How do you find the limit of `((1/x+16)-(1/16)) / x` as x approaches 0?

Answer 1

I think you meant: `(1/(x+16)-1/16) / x`.

When we try to find the limit, we get the (indeterminate) form `0/0`. We need to rewrite and try again.

The important algebra can be done in a couple ways:

Method 1

"If I had a fraction over a fraction, I'd know what to do next."

Good! Make it so.

`(1/(x+16) - 1/16)/x = (16/(16(x+16)) - (x+16)/(16(x+16)))/(x/1)`

`= ((16- (x+16))/(16(x+16)))/(x/1)`

`= (-x)/(16(x+16))*1/x`

`= (-1)/(16(x+16))`

Method 2

"I know this trick:"
Multiply numerator and denominator by the common denominator of all the fractions in the numerator and denominator. (Sounds complicated, but it's quicker.)

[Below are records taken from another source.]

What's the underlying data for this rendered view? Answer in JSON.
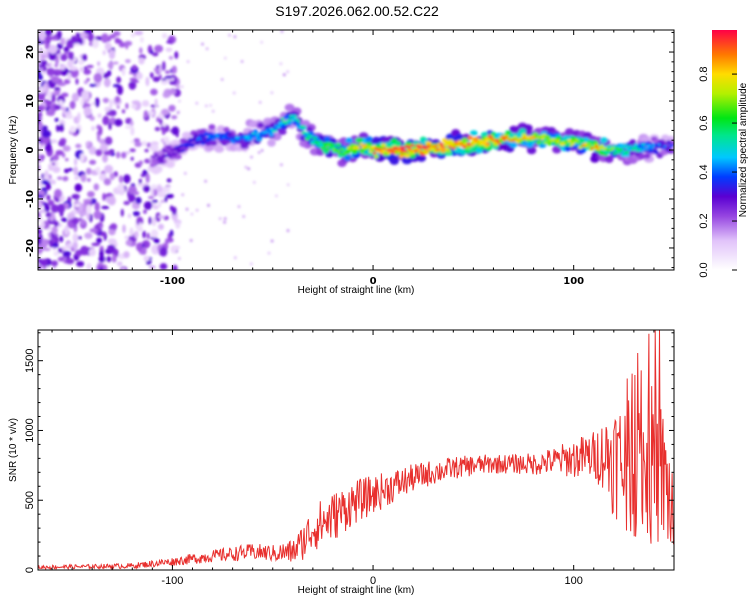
{
  "title": "S197.2026.062.00.52.C22",
  "chart_data": [
    {
      "type": "heatmap",
      "name": "spectrogram",
      "xlabel": "Height of straight line (km)",
      "ylabel": "Frequency (Hz)",
      "xlim": [
        -167,
        150
      ],
      "ylim": [
        -24.5,
        24.5
      ],
      "xticks": [
        -100,
        0,
        100
      ],
      "xtick_labels": [
        "-100",
        "0",
        "100"
      ],
      "yticks": [
        -20,
        -10,
        0,
        10,
        20
      ],
      "ytick_labels": [
        "-20",
        "-10",
        "0",
        "10",
        "20"
      ],
      "ridge_x": [
        -110,
        -100,
        -90,
        -80,
        -70,
        -60,
        -50,
        -40,
        -35,
        -30,
        -25,
        -20,
        -15,
        -10,
        -5,
        0,
        10,
        20,
        30,
        40,
        50,
        60,
        70,
        80,
        90,
        100,
        110,
        120,
        130,
        140,
        150
      ],
      "ridge_freq": [
        -2,
        -0.5,
        2,
        3,
        2,
        3,
        4,
        7,
        4,
        2,
        1,
        0.5,
        -0.5,
        0.5,
        1,
        0,
        0,
        0,
        0.5,
        1,
        1.5,
        2,
        2.5,
        2.5,
        2,
        1.5,
        0.5,
        0,
        0,
        0.5,
        1
      ],
      "ridge_amplitude": [
        0.25,
        0.3,
        0.35,
        0.4,
        0.4,
        0.45,
        0.45,
        0.5,
        0.5,
        0.55,
        0.6,
        0.6,
        0.6,
        0.7,
        0.75,
        0.8,
        0.95,
        0.95,
        0.9,
        0.9,
        0.9,
        0.85,
        0.8,
        0.75,
        0.7,
        0.7,
        0.8,
        0.6,
        0.5,
        0.4,
        0.35
      ],
      "colorbar": {
        "label": "Normalized spectral amplitude",
        "range": [
          0,
          0.98
        ],
        "ticks": [
          0,
          0.2,
          0.4,
          0.6,
          0.8
        ],
        "tick_labels": [
          "0.0",
          "0.2",
          "0.4",
          "0.6",
          "0.8"
        ]
      }
    },
    {
      "type": "line",
      "name": "snr",
      "xlabel": "Height of straight line (km)",
      "ylabel": "SNR (10 * v/v)",
      "xlim": [
        -167,
        150
      ],
      "ylim": [
        0,
        1720
      ],
      "xticks": [
        -100,
        0,
        100
      ],
      "xtick_labels": [
        "-100",
        "0",
        "100"
      ],
      "yticks": [
        0,
        500,
        1000,
        1500
      ],
      "ytick_labels": [
        "0",
        "500",
        "1000",
        "1500"
      ],
      "color": "#e8302e",
      "envelope_x": [
        -167,
        -140,
        -120,
        -100,
        -80,
        -60,
        -50,
        -40,
        -35,
        -30,
        -20,
        -10,
        0,
        10,
        20,
        30,
        40,
        50,
        60,
        70,
        80,
        90,
        100,
        110,
        115,
        120,
        130,
        140,
        145,
        150
      ],
      "envelope_mean": [
        20,
        25,
        30,
        60,
        100,
        130,
        120,
        130,
        200,
        300,
        380,
        480,
        540,
        600,
        660,
        700,
        730,
        750,
        760,
        760,
        760,
        780,
        800,
        820,
        830,
        800,
        720,
        750,
        650,
        400
      ],
      "envelope_spread": [
        15,
        15,
        20,
        30,
        45,
        60,
        60,
        90,
        130,
        170,
        180,
        160,
        140,
        120,
        100,
        90,
        80,
        75,
        70,
        70,
        80,
        100,
        140,
        180,
        260,
        420,
        500,
        600,
        500,
        400
      ]
    }
  ]
}
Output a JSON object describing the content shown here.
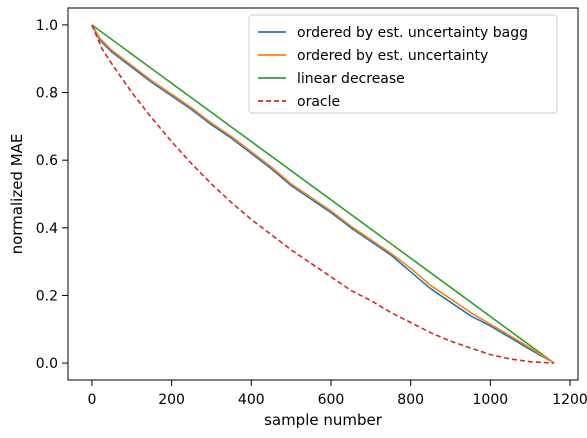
{
  "chart_data": {
    "type": "line",
    "title": "",
    "xlabel": "sample number",
    "ylabel": "normalized MAE",
    "xlim": [
      -60,
      1220
    ],
    "ylim": [
      -0.05,
      1.05
    ],
    "xticks": [
      0,
      200,
      400,
      600,
      800,
      1000,
      1200
    ],
    "yticks": [
      0.0,
      0.2,
      0.4,
      0.6,
      0.8,
      1.0
    ],
    "xtick_labels": [
      "0",
      "200",
      "400",
      "600",
      "800",
      "1000",
      "1200"
    ],
    "ytick_labels": [
      "0.0",
      "0.2",
      "0.4",
      "0.6",
      "0.8",
      "1.0"
    ],
    "grid": false,
    "legend_position": "top-right",
    "series": [
      {
        "name": "ordered by est. uncertainty bagg",
        "color": "#1f77b4",
        "style": "solid",
        "x": [
          0,
          20,
          50,
          100,
          150,
          200,
          250,
          300,
          350,
          400,
          450,
          500,
          550,
          600,
          650,
          700,
          750,
          800,
          850,
          900,
          950,
          1000,
          1050,
          1100,
          1160
        ],
        "y": [
          1.0,
          0.955,
          0.92,
          0.875,
          0.83,
          0.79,
          0.75,
          0.705,
          0.665,
          0.62,
          0.575,
          0.525,
          0.485,
          0.445,
          0.4,
          0.36,
          0.32,
          0.27,
          0.22,
          0.18,
          0.14,
          0.11,
          0.075,
          0.04,
          0.0
        ]
      },
      {
        "name": "ordered by est. uncertainty",
        "color": "#ff7f0e",
        "style": "solid",
        "x": [
          0,
          20,
          50,
          100,
          150,
          200,
          250,
          300,
          350,
          400,
          450,
          500,
          550,
          600,
          650,
          700,
          750,
          800,
          850,
          900,
          950,
          1000,
          1050,
          1100,
          1160
        ],
        "y": [
          1.0,
          0.96,
          0.925,
          0.88,
          0.835,
          0.795,
          0.755,
          0.71,
          0.67,
          0.625,
          0.58,
          0.53,
          0.49,
          0.45,
          0.405,
          0.365,
          0.325,
          0.28,
          0.23,
          0.19,
          0.15,
          0.115,
          0.08,
          0.045,
          0.0
        ]
      },
      {
        "name": "linear decrease",
        "color": "#2ca02c",
        "style": "solid",
        "x": [
          0,
          1160
        ],
        "y": [
          1.0,
          0.0
        ]
      },
      {
        "name": "oracle",
        "color": "#d62728",
        "style": "dashed",
        "x": [
          0,
          25,
          50,
          100,
          150,
          200,
          250,
          300,
          350,
          400,
          450,
          500,
          550,
          600,
          650,
          700,
          750,
          800,
          850,
          900,
          950,
          1000,
          1050,
          1100,
          1160
        ],
        "y": [
          1.0,
          0.93,
          0.885,
          0.8,
          0.725,
          0.655,
          0.59,
          0.53,
          0.475,
          0.425,
          0.38,
          0.335,
          0.295,
          0.255,
          0.215,
          0.185,
          0.15,
          0.12,
          0.09,
          0.065,
          0.045,
          0.025,
          0.012,
          0.004,
          0.0
        ]
      }
    ]
  }
}
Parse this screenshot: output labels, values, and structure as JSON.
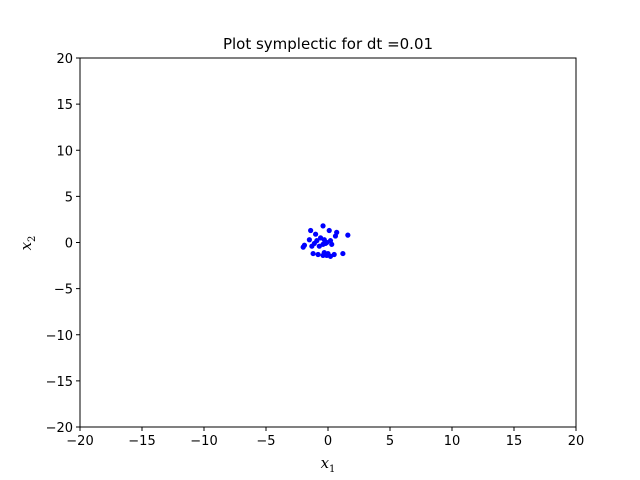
{
  "chart_data": {
    "type": "scatter",
    "title": "Plot symplectic for dt =0.01",
    "xlabel": {
      "base": "x",
      "sub": "1"
    },
    "ylabel": {
      "base": "x",
      "sub": "2"
    },
    "xlim": [
      -20,
      20
    ],
    "ylim": [
      -20,
      20
    ],
    "xticks": [
      -20,
      -15,
      -10,
      -5,
      0,
      5,
      10,
      15,
      20
    ],
    "yticks": [
      -20,
      -15,
      -10,
      -5,
      0,
      5,
      10,
      15,
      20
    ],
    "grid": false,
    "marker_color": "#0000ff",
    "series": [
      {
        "points": [
          [
            -0.4,
            1.8
          ],
          [
            -1.4,
            1.3
          ],
          [
            0.1,
            1.3
          ],
          [
            -1.0,
            0.9
          ],
          [
            0.7,
            1.1
          ],
          [
            0.6,
            0.7
          ],
          [
            1.6,
            0.8
          ],
          [
            -1.5,
            0.3
          ],
          [
            -0.9,
            0.2
          ],
          [
            -0.3,
            0.3
          ],
          [
            0.2,
            0.2
          ],
          [
            -0.1,
            0.0
          ],
          [
            -1.1,
            -0.1
          ],
          [
            -1.9,
            -0.3
          ],
          [
            -2.0,
            -0.5
          ],
          [
            -1.3,
            -0.4
          ],
          [
            -0.7,
            -0.4
          ],
          [
            -0.4,
            -0.2
          ],
          [
            -1.2,
            -1.2
          ],
          [
            -0.8,
            -1.3
          ],
          [
            -0.3,
            -1.1
          ],
          [
            -0.1,
            -1.4
          ],
          [
            0.2,
            -1.5
          ],
          [
            0.5,
            -1.3
          ],
          [
            1.2,
            -1.2
          ],
          [
            -0.4,
            -1.4
          ],
          [
            0.0,
            -1.2
          ],
          [
            -0.6,
            0.5
          ],
          [
            -0.2,
            -0.1
          ],
          [
            0.3,
            -0.2
          ]
        ]
      }
    ]
  }
}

The common denominator is `16(x+16)`, so:

`(1/(x+16) - 1/16)/x = ((1/(x+16) - 1/16))/x (16(x+16))/(16(x+16)`

`= ((16(x+16))/(x+16) - (16(x+16))/16)/(x(16(x+16))`

`=(16-(x+16))/(16x(x+16))`

`= (-1)/(16(x+16))`

So, we get:

`lim_(xrarr0) (1/(x+16)-1/16) / x = lim_(xrarr0) (-1)/(16(x+16)) = (-1)/16^2 = (-1)/256`.